Inflation in the United States has fallen back to around the 3% mark, tantalisingly close to the US Federal Reserve’s 2% target.
Annual headline inflation in the US did, however ,tick up slightly last month to 3.7% from 3.2% in July, in a perhaps timely reminder that the battle is not yet won.
Headline inflation is the number the target applies to, and in one respect it is out of the Fed’s hands. The global oil price feeds directly into fuel costs and can stoke inflation even when monetary conditions are tight and core inflation is falling, because of the supply side pressure.
All-manner of geopolitical manoeuvring plays into the oil price, and if the current climb is sustained it will make the Fed’s job of squeezing the figure down to 2% harder.
The Premier Miton macro thematic multi asset team’s Anthony Rayner has penned a note on exactly this.
“Oil prices have moved sharply higher of late, on the back of tight supply and extended cuts by some of the key oil producers,” he said. “Oil feeds into headline inflation, which central banks officially target, and the degree to which central banks are hawkish or dovish remains a key driver of asset markets.
“Additionally, even though the oil price doesn’t impact core inflation directly, there are risks of second order effects, where higher energy costs feed through to other components of the consumer basket.
The chart below illustrates the relationship.
Rayner added that in recent months inflation has actually been benefiting from lower year-on-year comparisons, but this is now starting to fall out of the data. He noted that while the move higher in oil prices might be a temporary spike, we should not forget that inflation is still above target.

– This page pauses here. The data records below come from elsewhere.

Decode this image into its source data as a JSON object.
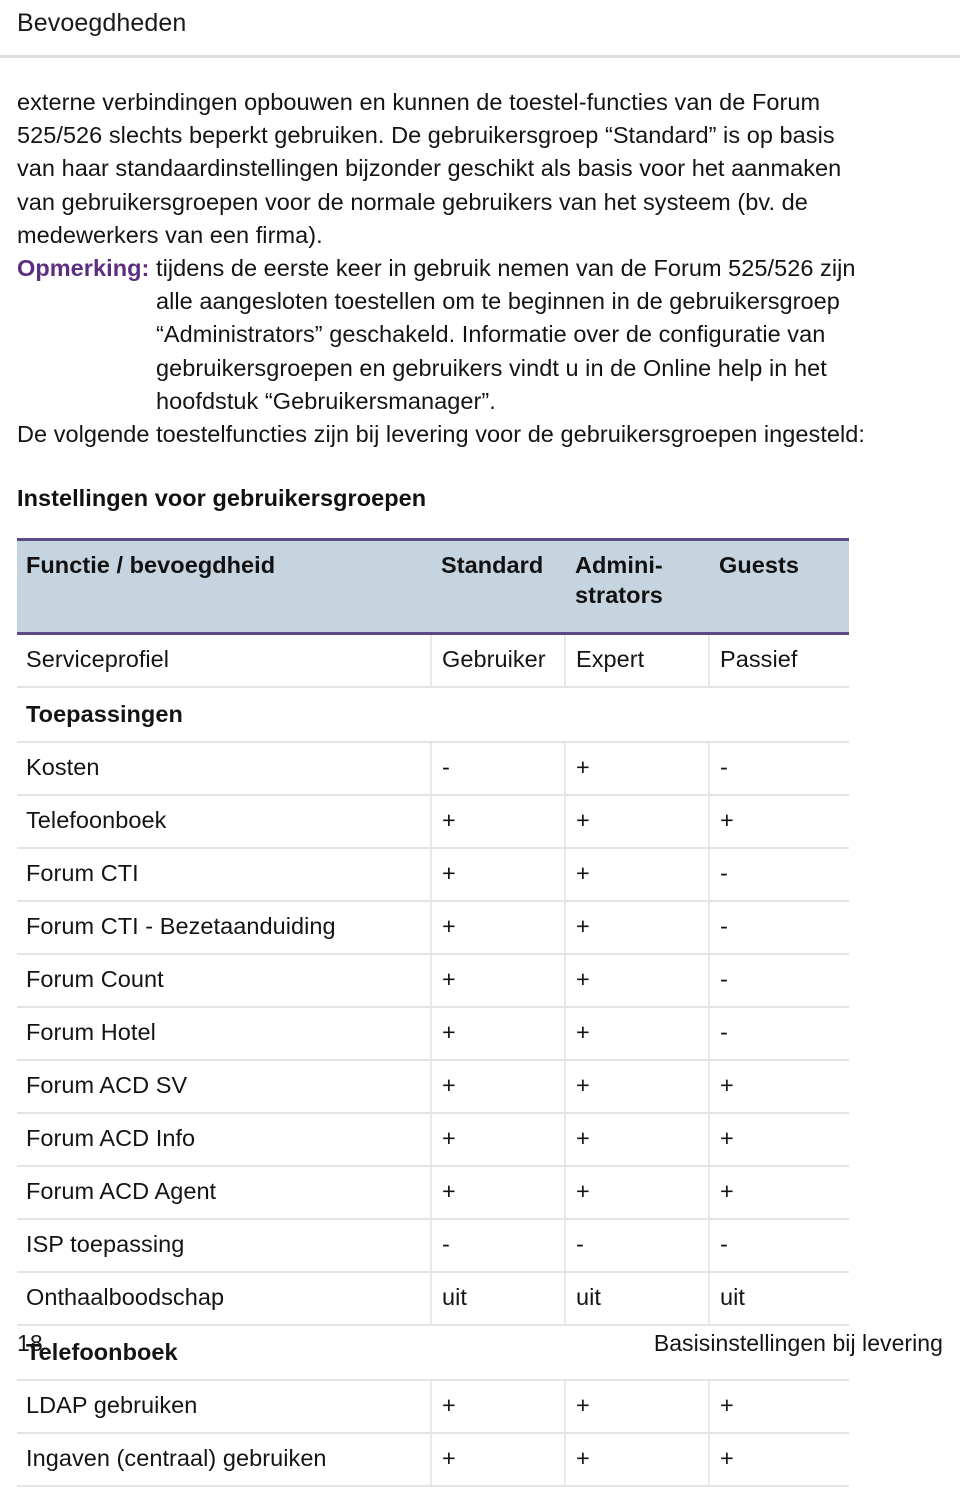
{
  "running_head": "Bevoegdheden",
  "paragraphs": {
    "intro": "externe verbindingen opbouwen en kunnen de toestel-functies van de Forum 525/526 slechts beperkt gebruiken. De gebruikersgroep “Standard” is op basis van haar standaardinstellingen bijzonder geschikt als basis voor het aanmaken van gebruikersgroepen voor de normale gebruikers van het systeem (bv. de medewerkers van een firma).",
    "note_label": "Opmerking:",
    "note_text": "tijdens de eerste keer in gebruik nemen van de Forum 525/526 zijn alle aangesloten toestellen om te beginnen in de gebruikersgroep “Administrators” geschakeld. Informatie over de configuratie van gebruikersgroepen en gebruikers vindt u in de Online help in het hoofdstuk “Gebruikersmanager”.",
    "after_note": "De volgende toestelfuncties zijn bij levering voor de gebruikersgroepen ingesteld:"
  },
  "sub_heading": "Instellingen voor gebruikersgroepen",
  "table": {
    "headers": [
      "Functie / bevoegdheid",
      "Standard",
      "Admini-\nstrators",
      "Guests"
    ],
    "rows": [
      {
        "type": "data",
        "cells": [
          "Serviceprofiel",
          "Gebruiker",
          "Expert",
          "Passief"
        ]
      },
      {
        "type": "section",
        "cells": [
          "Toepassingen",
          "",
          "",
          ""
        ]
      },
      {
        "type": "data",
        "cells": [
          "Kosten",
          "-",
          "+",
          "-"
        ]
      },
      {
        "type": "data",
        "cells": [
          "Telefoonboek",
          "+",
          "+",
          "+"
        ]
      },
      {
        "type": "data",
        "cells": [
          "Forum CTI",
          "+",
          "+",
          "-"
        ]
      },
      {
        "type": "data",
        "cells": [
          "Forum CTI - Bezetaanduiding",
          "+",
          "+",
          "-"
        ]
      },
      {
        "type": "data",
        "cells": [
          "Forum Count",
          "+",
          "+",
          "-"
        ]
      },
      {
        "type": "data",
        "cells": [
          "Forum Hotel",
          "+",
          "+",
          "-"
        ]
      },
      {
        "type": "data",
        "cells": [
          "Forum ACD SV",
          "+",
          "+",
          "+"
        ]
      },
      {
        "type": "data",
        "cells": [
          "Forum ACD Info",
          "+",
          "+",
          "+"
        ]
      },
      {
        "type": "data",
        "cells": [
          "Forum ACD Agent",
          "+",
          "+",
          "+"
        ]
      },
      {
        "type": "data",
        "cells": [
          "ISP toepassing",
          "-",
          "-",
          "-"
        ]
      },
      {
        "type": "data",
        "cells": [
          "Onthaalboodschap",
          "uit",
          "uit",
          "uit"
        ]
      },
      {
        "type": "section",
        "cells": [
          "Telefoonboek",
          "",
          "",
          ""
        ]
      },
      {
        "type": "data",
        "cells": [
          "LDAP gebruiken",
          "+",
          "+",
          "+"
        ]
      },
      {
        "type": "data",
        "cells": [
          "Ingaven (centraal) gebruiken",
          "+",
          "+",
          "+"
        ]
      }
    ]
  },
  "footer": {
    "page_number": "18",
    "title": "Basisinstellingen bij levering"
  },
  "colors": {
    "note_label": "#5d2e80",
    "table_header_bg": "#c5d4de",
    "table_header_border": "#5b4a86",
    "row_rule": "#e4e4e4",
    "head_rule": "#dcdcdc",
    "text": "#141414"
  }
}
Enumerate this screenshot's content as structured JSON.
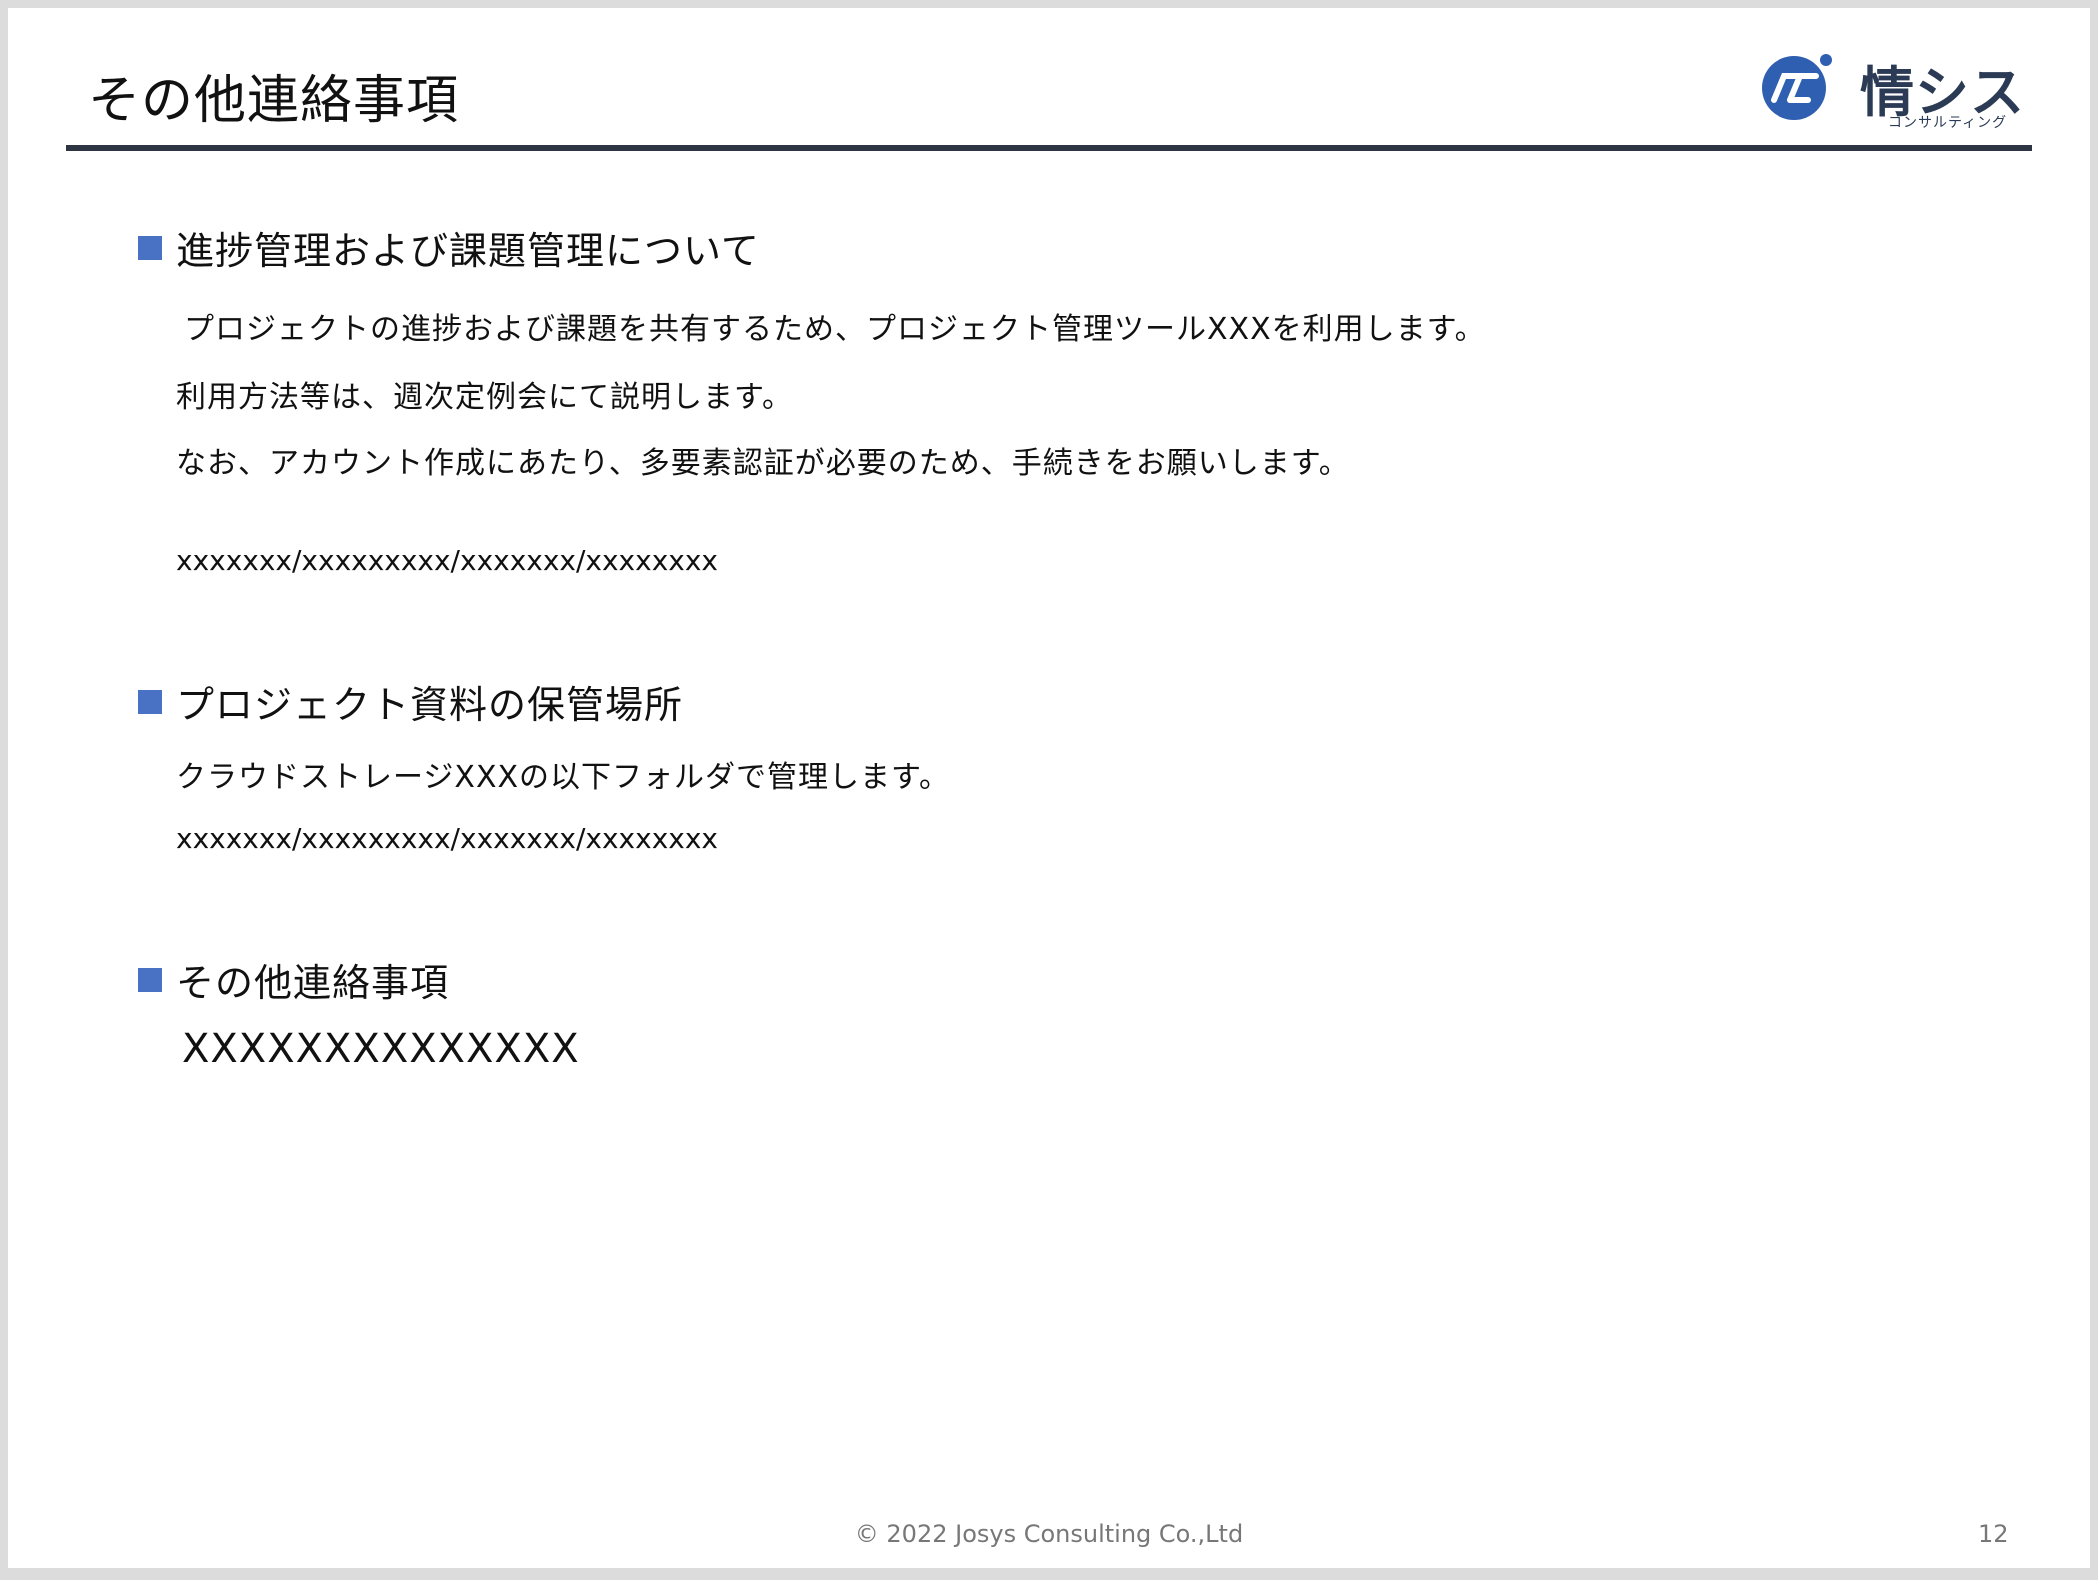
{
  "slide": {
    "title": "その他連絡事項",
    "logo": {
      "text": "情シス",
      "subtext": "コンサルティング",
      "brand_color": "#2b3a55",
      "mark_color": "#2f5fb0"
    },
    "sections": [
      {
        "heading": "進捗管理および課題管理について",
        "lines": [
          "プロジェクトの進捗および課題を共有するため、プロジェクト管理ツールXXXを利用します。",
          "利用方法等は、週次定例会にて説明します。",
          "なお、アカウント作成にあたり、多要素認証が必要のため、手続きをお願いします。"
        ],
        "path": "xxxxxxx/xxxxxxxxx/xxxxxxx/xxxxxxxx"
      },
      {
        "heading": "プロジェクト資料の保管場所",
        "lines": [
          "クラウドストレージXXXの以下フォルダで管理します。"
        ],
        "path": "xxxxxxx/xxxxxxxxx/xxxxxxx/xxxxxxxx"
      },
      {
        "heading": "その他連絡事項",
        "text": "XXXXXXXXXXXXXX"
      }
    ],
    "footer": {
      "copyright": "© 2022 Josys Consulting Co.,Ltd",
      "page_number": "12"
    },
    "colors": {
      "bullet": "#4a72c4",
      "title_rule": "#2e3542"
    }
  }
}
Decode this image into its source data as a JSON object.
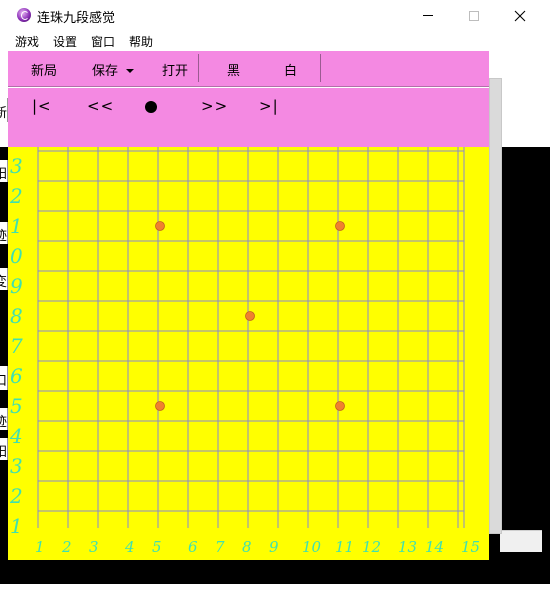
{
  "window": {
    "title": "连珠九段感觉",
    "icon": "app-logo-icon"
  },
  "menu": [
    "游戏",
    "设置",
    "窗口",
    "帮助"
  ],
  "toolbar": {
    "new_label": "新局",
    "save_label": "保存",
    "open_label": "打开",
    "black_label": "黑",
    "white_label": "白"
  },
  "navigation": {
    "first_label": "|<",
    "prev_label": "<<",
    "next_label": ">>",
    "last_label": ">|"
  },
  "left_fragments": [
    "新",
    "阳",
    "迹",
    "変",
    "口",
    "迹",
    "阳"
  ],
  "board": {
    "size": 15,
    "row_labels": [
      "3",
      "2",
      "1",
      "0",
      "9",
      "8",
      "7",
      "6",
      "5",
      "4",
      "3",
      "2",
      "1"
    ],
    "column_labels": [
      "1",
      "2",
      "3",
      "4",
      "5",
      "6",
      "7",
      "8",
      "9",
      "10",
      "11",
      "12",
      "13",
      "14",
      "15"
    ],
    "colors": {
      "board": "#ffff00",
      "grid_line": "#8a8ad0",
      "label": "#40e0b0",
      "star_point": "#f08030",
      "panel": "#f489e2"
    }
  }
}
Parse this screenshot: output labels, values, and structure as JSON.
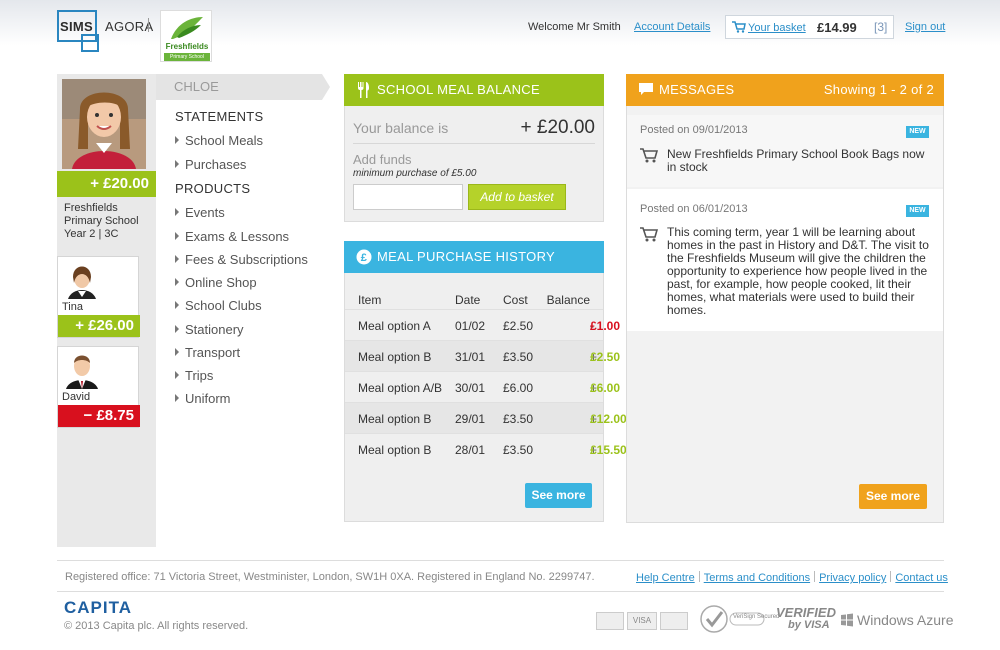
{
  "header": {
    "brand_left": "SIMS",
    "brand_right": "AGORA",
    "school_name": "Freshfields",
    "school_sub": "Primary School",
    "welcome": "Welcome Mr Smith",
    "account_link": "Account Details",
    "basket_label": "Your basket",
    "basket_amount": "£14.99",
    "basket_count": "[3]",
    "signout": "Sign out"
  },
  "profile": {
    "balance": "+ £20.00",
    "school_line1": "Freshfields",
    "school_line2": "Primary School",
    "class_line": "Year 2 | 3C",
    "siblings": [
      {
        "name": "Tina",
        "balance": "+ £26.00",
        "status": "positive"
      },
      {
        "name": "David",
        "balance": "− £8.75",
        "status": "negative"
      }
    ]
  },
  "nav": {
    "child": "CHLOE",
    "statements_heading": "STATEMENTS",
    "statements": [
      "School Meals",
      "Purchases"
    ],
    "products_heading": "PRODUCTS",
    "products": [
      "Events",
      "Exams & Lessons",
      "Fees & Subscriptions",
      "Online Shop",
      "School Clubs",
      "Stationery",
      "Transport",
      "Trips",
      "Uniform"
    ]
  },
  "meal_balance": {
    "title": "SCHOOL MEAL BALANCE",
    "balance_label": "Your balance is",
    "balance_value": "+ £20.00",
    "add_funds_label": "Add funds",
    "minimum_note": "minimum purchase of £5.00",
    "add_button": "Add to basket"
  },
  "history": {
    "title": "MEAL PURCHASE HISTORY",
    "columns": [
      "Item",
      "Date",
      "Cost",
      "Balance"
    ],
    "rows": [
      {
        "item": "Meal option A",
        "date": "01/02",
        "cost": "£2.50",
        "sign": "- ",
        "balance": "£1.00",
        "type": "neg"
      },
      {
        "item": "Meal option B",
        "date": "31/01",
        "cost": "£3.50",
        "sign": "+ ",
        "balance": "£2.50",
        "type": "pos"
      },
      {
        "item": "Meal option A/B",
        "date": "30/01",
        "cost": "£6.00",
        "sign": "+ ",
        "balance": "£6.00",
        "type": "pos"
      },
      {
        "item": "Meal option B",
        "date": "29/01",
        "cost": "£3.50",
        "sign": "+ ",
        "balance": "£12.00",
        "type": "pos"
      },
      {
        "item": "Meal option B",
        "date": "28/01",
        "cost": "£3.50",
        "sign": "+ ",
        "balance": "£15.50",
        "type": "pos"
      }
    ],
    "see_more": "See more"
  },
  "messages": {
    "title": "MESSAGES",
    "showing": "Showing 1 - 2 of 2",
    "items": [
      {
        "date": "Posted on 09/01/2013",
        "badge": "NEW",
        "text": "New Freshfields Primary School Book Bags now in stock"
      },
      {
        "date": "Posted on 06/01/2013",
        "badge": "NEW",
        "text": "This coming term, year 1 will be learning about homes in the past in History and D&T. The visit to the Freshfields Museum will give the children the opportunity to experience how people lived in the past, for example, how people cooked, lit their homes, what materials were used to build their homes."
      }
    ],
    "see_more": "See more"
  },
  "footer": {
    "registered": "Registered office: 71 Victoria Street, Westminister, London, SW1H 0XA. Registered in England No. 2299747.",
    "links": [
      "Help Centre",
      "Terms and Conditions",
      "Privacy policy",
      "Contact us"
    ],
    "company": "CAPITA",
    "copyright": "© 2013 Capita plc. All rights reserved.",
    "payment_visa": "VISA",
    "verisign": "VeriSign Secured",
    "verified_1": "VERIFIED",
    "verified_2": "by VISA",
    "azure": "Windows Azure"
  }
}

“This therefore complicates the job of central banks and so feeds into uncertainty for markets,” Rayner said. “In the Eurozone, headline and core inflation both remain elevated, while the economic growth outlook is weakening, so stagflationary pressures are building.
“In the US, inflation has fallen further and growth is stronger so stagflation is less of an issue but, unlike the ECB which just targets inflation, the Fed has dual mandates of price stability and maximum employment. This challenges the dominant narrative that inflation is heading back to central bank targets and detracts from the potential of a subsequent dovish pivot. All in all, this supports our higher for longer base case.”
Turning to what this means for portfolios, Rayner said it is possible that for the third calendar year in a row US treasuries will lose money.
“At the same time, yield curve control in Japan is looking increasingly likely that it will come to an end this year, or early next, assuming prices and wages continue to rise sustainably. In short, bonds remain under pressure.”
“We remain relatively short duration in bonds, emphasising their income characteristics, rather than their diversifying properties. Instead, we look to a material gold position and a smaller agricultural commodities position as non-equity diversifiers of portfolio risk.”
Rayner added that within equities, he and his team are looking to achieve more diversification than normal. By way of example, Rayner said the firm now has significant exposure to Japan and a smaller position to India, which diversifies global equity risk.
The team has also added material exposure to medium-sized companies, in part to diversify away from the large tech names that dominate the stockmarket.